While the last National-led government showed a softer heart than its predecessors – adopting Labour’s flagship Working for Families and Kiwisaver policies, for example – it never quite lost its hard image from the 1990s. Consequently, National was tolerated in government rather than embraced, which makes the idea that liberal centrists still wary of National will now consider moving further to the right to ACT that much harder to take. Indeed, many of them have already moved, albeit reluctantly, leftwards to Labour at the last election because they did not see National as a viable option any more.

But their dalliance with Labour is likely to be short-term. With the current Government increasingly coming across as all heart, no head, there is a growing fresh opportunity to develop an alternative scenario based on inclusive, progressive social and employment policies founded on a sound economy. This is especially so, given the likely challenges the post Covid-19 recovery will pose for future social and economic policy. That would draw the contrast between a party with a clear and balanced plan for the future and a government with plenty of good intentions, but a chronic inability to achieve any of them as intended.

Whether National can be that party with the balanced plan for the future, or whether a new party needs to emerge remains to be seen. Certainly, in its current state, National still has a long way to go before it is likely to be taken seriously once more by the voters it has shed. So, its travails will carry on for some time yet, meaning speculation about its long-term future will continue.

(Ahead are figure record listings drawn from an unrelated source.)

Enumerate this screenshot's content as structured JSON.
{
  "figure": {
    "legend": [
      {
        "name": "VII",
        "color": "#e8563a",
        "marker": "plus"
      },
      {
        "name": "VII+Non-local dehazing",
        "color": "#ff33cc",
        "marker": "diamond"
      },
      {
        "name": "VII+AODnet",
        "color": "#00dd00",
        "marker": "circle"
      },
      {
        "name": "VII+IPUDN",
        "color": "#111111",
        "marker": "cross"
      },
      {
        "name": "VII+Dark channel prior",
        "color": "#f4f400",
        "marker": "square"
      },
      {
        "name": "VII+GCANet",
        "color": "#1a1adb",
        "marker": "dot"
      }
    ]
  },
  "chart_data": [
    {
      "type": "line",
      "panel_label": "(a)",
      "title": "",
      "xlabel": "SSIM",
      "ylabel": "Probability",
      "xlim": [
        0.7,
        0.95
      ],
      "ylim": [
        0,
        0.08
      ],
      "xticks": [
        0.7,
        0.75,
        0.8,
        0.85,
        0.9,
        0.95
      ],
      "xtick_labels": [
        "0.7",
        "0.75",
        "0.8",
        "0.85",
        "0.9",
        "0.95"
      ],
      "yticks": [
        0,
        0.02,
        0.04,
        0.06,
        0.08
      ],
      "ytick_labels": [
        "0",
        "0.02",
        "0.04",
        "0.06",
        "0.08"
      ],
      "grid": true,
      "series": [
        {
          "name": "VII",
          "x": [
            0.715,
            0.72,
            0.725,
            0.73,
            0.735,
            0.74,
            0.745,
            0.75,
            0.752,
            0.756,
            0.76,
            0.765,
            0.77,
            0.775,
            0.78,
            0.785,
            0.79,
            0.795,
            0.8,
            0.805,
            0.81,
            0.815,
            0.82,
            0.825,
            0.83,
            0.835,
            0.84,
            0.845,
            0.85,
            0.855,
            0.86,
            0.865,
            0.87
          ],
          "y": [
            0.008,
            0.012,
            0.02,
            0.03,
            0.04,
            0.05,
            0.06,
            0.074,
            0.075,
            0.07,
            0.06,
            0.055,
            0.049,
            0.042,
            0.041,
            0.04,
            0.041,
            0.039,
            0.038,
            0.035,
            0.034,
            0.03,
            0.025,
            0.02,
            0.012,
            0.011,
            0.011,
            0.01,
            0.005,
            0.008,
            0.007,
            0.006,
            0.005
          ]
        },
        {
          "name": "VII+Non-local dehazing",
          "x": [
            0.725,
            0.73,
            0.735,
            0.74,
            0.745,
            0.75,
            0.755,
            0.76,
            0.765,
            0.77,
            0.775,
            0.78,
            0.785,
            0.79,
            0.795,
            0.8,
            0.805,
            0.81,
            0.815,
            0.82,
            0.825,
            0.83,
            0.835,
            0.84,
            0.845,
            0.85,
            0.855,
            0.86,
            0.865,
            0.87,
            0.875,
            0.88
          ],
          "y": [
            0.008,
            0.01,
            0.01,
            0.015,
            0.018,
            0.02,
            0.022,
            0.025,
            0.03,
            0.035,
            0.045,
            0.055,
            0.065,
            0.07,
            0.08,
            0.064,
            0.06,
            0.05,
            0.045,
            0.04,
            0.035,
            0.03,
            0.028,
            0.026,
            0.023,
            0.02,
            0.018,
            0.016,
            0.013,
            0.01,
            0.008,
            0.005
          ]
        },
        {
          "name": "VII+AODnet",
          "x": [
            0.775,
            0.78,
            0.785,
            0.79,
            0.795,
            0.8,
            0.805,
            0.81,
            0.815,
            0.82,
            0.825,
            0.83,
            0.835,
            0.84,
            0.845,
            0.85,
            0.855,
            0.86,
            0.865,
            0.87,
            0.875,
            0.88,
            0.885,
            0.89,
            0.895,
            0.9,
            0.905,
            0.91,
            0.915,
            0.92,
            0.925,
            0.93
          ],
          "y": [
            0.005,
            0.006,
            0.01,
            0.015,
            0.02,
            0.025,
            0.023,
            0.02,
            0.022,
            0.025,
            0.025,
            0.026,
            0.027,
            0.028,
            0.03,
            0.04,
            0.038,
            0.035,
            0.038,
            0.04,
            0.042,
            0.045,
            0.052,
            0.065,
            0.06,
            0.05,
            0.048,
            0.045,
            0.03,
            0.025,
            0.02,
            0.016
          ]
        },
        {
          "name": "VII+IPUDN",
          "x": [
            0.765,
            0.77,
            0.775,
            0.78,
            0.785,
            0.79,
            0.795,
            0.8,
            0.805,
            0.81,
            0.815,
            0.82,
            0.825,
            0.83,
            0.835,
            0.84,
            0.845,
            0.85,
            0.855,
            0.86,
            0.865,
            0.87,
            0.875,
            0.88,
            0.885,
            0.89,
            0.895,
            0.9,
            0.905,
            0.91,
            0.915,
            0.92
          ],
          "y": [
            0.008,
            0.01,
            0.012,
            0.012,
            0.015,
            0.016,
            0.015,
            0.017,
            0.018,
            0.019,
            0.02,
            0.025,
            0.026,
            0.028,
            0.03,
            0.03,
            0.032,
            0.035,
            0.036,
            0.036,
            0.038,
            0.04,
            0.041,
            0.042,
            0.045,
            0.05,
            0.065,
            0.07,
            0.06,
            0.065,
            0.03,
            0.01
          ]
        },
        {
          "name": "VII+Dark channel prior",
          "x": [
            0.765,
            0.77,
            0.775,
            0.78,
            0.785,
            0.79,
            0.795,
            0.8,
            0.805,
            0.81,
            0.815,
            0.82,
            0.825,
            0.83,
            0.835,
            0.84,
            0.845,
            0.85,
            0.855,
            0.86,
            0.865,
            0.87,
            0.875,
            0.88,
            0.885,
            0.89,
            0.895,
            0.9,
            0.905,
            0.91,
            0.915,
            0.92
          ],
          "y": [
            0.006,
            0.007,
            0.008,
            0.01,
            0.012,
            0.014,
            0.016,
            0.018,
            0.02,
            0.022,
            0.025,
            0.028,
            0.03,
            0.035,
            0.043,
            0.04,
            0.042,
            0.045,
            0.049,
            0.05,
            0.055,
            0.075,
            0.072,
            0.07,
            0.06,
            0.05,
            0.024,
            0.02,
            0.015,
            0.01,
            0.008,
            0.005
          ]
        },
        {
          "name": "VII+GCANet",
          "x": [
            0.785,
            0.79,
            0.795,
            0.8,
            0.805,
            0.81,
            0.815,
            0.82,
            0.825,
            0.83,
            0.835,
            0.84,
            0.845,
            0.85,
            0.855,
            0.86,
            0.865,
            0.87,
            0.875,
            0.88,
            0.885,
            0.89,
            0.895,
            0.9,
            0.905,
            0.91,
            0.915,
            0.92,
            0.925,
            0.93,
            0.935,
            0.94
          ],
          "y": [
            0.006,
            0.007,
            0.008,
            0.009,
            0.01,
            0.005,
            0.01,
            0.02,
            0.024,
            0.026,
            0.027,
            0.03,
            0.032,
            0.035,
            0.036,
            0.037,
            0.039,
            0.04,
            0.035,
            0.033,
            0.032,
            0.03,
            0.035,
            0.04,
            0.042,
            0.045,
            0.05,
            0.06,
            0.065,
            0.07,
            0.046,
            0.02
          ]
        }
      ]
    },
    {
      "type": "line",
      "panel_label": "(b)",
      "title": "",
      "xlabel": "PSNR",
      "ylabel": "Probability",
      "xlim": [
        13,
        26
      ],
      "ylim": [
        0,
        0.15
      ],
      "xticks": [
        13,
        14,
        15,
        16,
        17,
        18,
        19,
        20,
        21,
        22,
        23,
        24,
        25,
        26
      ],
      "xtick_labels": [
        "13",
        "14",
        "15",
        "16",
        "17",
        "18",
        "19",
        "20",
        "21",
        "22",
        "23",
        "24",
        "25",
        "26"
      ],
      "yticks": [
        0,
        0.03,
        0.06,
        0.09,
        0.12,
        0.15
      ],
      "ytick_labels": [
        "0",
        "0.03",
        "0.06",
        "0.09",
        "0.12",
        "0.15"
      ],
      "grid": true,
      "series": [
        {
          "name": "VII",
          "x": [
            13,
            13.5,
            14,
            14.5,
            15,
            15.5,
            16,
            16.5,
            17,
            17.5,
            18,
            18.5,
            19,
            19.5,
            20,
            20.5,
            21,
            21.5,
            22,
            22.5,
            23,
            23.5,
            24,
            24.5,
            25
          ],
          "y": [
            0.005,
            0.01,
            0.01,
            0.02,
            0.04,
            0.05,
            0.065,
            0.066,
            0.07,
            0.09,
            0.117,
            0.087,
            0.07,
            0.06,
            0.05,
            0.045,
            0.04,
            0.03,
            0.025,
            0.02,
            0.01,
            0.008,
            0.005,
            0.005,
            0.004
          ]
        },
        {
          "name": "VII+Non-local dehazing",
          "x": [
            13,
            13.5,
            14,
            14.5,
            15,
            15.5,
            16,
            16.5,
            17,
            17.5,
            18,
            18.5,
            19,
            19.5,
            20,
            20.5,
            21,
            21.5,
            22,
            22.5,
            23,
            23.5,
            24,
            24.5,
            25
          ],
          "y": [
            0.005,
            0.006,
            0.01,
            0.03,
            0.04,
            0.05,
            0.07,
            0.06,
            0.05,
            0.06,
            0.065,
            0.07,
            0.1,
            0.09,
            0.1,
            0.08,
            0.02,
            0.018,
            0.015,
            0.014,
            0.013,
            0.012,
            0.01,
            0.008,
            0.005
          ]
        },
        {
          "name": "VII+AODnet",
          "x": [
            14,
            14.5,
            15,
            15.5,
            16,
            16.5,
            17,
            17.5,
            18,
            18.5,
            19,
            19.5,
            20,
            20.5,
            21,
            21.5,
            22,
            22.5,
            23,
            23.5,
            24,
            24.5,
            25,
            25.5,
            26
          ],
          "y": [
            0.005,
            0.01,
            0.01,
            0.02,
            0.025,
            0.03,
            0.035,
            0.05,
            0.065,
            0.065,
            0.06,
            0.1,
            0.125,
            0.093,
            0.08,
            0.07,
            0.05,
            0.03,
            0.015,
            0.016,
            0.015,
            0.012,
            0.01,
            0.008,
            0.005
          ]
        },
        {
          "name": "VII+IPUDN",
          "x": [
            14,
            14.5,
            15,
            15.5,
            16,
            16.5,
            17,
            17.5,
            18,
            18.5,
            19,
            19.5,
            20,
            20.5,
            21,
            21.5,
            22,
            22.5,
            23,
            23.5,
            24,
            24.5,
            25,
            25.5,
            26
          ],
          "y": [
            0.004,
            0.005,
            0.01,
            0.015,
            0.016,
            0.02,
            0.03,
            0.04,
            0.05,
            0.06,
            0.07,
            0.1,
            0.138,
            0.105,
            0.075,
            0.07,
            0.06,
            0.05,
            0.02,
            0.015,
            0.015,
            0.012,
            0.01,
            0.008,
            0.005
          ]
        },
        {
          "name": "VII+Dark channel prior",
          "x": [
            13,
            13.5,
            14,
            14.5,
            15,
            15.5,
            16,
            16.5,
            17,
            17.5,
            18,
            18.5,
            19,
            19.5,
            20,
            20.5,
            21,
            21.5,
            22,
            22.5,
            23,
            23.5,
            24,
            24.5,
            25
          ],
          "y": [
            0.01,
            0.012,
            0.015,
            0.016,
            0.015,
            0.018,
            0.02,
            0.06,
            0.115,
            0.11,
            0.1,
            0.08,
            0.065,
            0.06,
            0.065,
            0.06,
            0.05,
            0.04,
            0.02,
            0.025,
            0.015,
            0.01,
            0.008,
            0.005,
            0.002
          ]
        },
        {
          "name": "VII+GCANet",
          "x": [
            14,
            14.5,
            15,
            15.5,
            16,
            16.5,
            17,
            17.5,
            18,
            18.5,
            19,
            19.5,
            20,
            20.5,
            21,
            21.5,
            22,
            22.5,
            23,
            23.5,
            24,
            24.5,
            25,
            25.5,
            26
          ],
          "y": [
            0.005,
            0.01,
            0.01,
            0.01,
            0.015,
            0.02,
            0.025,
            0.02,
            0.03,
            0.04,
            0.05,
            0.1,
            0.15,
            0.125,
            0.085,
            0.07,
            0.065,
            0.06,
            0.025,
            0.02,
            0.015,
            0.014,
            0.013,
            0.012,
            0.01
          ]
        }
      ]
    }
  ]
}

But this is not the first time in recent history that there has been a woeful Opposition, whose days seem numbered. Similar things were being said about the Labour Party before the 2017 election, and the National Party after 1999. Yet both came back from the brink to regain office after lengthy spells in the wilderness.

Some say National’s problems would ease with an exciting new leader, but there is no sign it has such a person. Waiting for such an event, were it to occur, just glosses over the deeper issue that political parties are notoriously bad at leadership succession planning. Labour’s problems in the Goff/Shearer/Cunliffe/Little era highlighted that in the same way as National’s Bridges/Muller/Collins situation is now. Dominant leaders, like Helen Clark or John Key, invariably leave a vacuum when they move on. National should be using its time in Opposition to build a wider leadership pool so that if becomes the lead party of government again, it does so with a strong all-round team, and is not solely reliant on its leader to shape its political fortunes.

It is likely to have plenty of time to do so. A major international survey of 17 advanced economies that was released last week by the Pew Research Centre showed that New Zealanders feel much more united than before Covid-19, bucking a global trend that has seen the majority of countries descend into division. According to the survey 75 percent of New Zealanders said they felt the country was more unified than before, only behind Singapore at 86 percent. By contrast, in the United States the opposite was true with 88 percent reporting they felt more divided. New Zealand came out on top for the proportion of people who felt the restrictions imposed by their government were about right, at 80 percent.

While the results of this survey are good news for the Government, they are cold comfort for National. They show that New Zealanders’ sense of unity currently leaves little interest in an alternative message. Broadly supporting the government’s line as National has been doing just pushes it into the background, perversely giving rise to more questions about its effectiveness and what it stands for.

While this situation continues – the government’s stumbling approach to vaccination notwithstanding – National will have all the time it needs to get its house in order and redevelop its message to the public. The problem remains that it is yet to give any sign it is capable of doing so. Although its demise is far from assured, and still seems unlikely, its inactions have set the clock ticking.